La maire de Paris, Anne Hidalgo, envisage même de recourir à la circulation automobile « alternée » s’il y a trop de voitures sur les chaussées.

« On n’est pas à l’abri d’un reconfinement si les règles ne sont pas respectées », a pour sa part mis en garde la présidente de la région, Valérie Pécresse.

Et si Lille a obtenu une dérogation pour rouvrir dès lundi le parc de la Citadelle, le plus grand de cette agglomération du nord classée en zone « rouge », les plages de la ville corse d’Ajaccio ne seront pas accessibles avant « au moins quinze jours ».

Inquiétudes

L’apparition d’un foyer en Dordogne, après une réunion familiale organisée à l’issue d’obsèques célébrées dans les règles avec moins de vingt personnes, puis d’un autre dans un collège de la Vienne après une réunion de préparation de la rentrée et enfin d’un troisième en Vendée, dans une entreprise du secteur alimentaire, a donné l’alerte.

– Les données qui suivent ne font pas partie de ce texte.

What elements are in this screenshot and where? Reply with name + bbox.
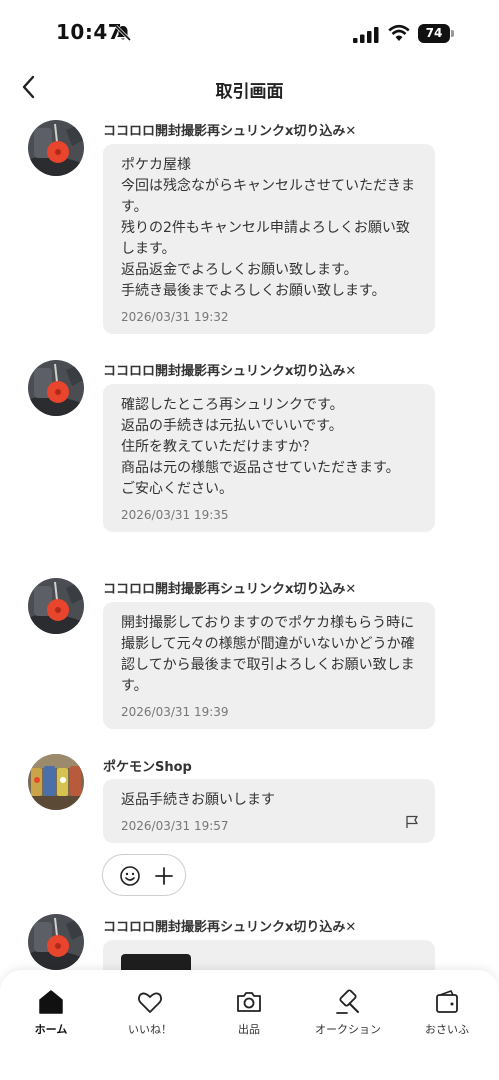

« C’est vraiment l’illustration de ce que l’on ne souhaite pas vivre dans les trois semaines, c’est-à-dire : relâchement, réunions familiales (…) voisins-voisines… », a relevé le préfet de la Dordogne Frédéric Périssat.

Ces craintes semblent largement partagées par les millions de personnes qui s’apprêtent à reprendre le travail lundi : 53% disent avoir plus peur pour leur santé ou celle de leurs proches que des conséquences économiques de la crise, selon un sondage Ifop.

Quatre régions (Ile-de-France, Hauts-de-France, Grand Est et Bourgogne-Franche-Comté) et 32 départements au total, dont Mayotte, dans l’océan Indien, restent « rouges » et s’il devient possible de se réunir à dix (au plus), les déplacements au-delà de 100 km de son domicile demeurent prohibés sauf motif impérieux et justifiable.

L’accès à certaines gares comme dans la capitale pourra être filtré par les forces de l’ordre.

Autre dossier chaud : la réouverture des établissements scolaires, qui suscite bien des appréhensions chez nombre de parents.

« 85% des écoles sont prévues pour rouvrir lundi (…) Un million d’enfants vont retrouver le chemin de l’école, les conditions sanitaires sont réunies », a à cet égard assuré le ministre de la Santé Olivier Véran.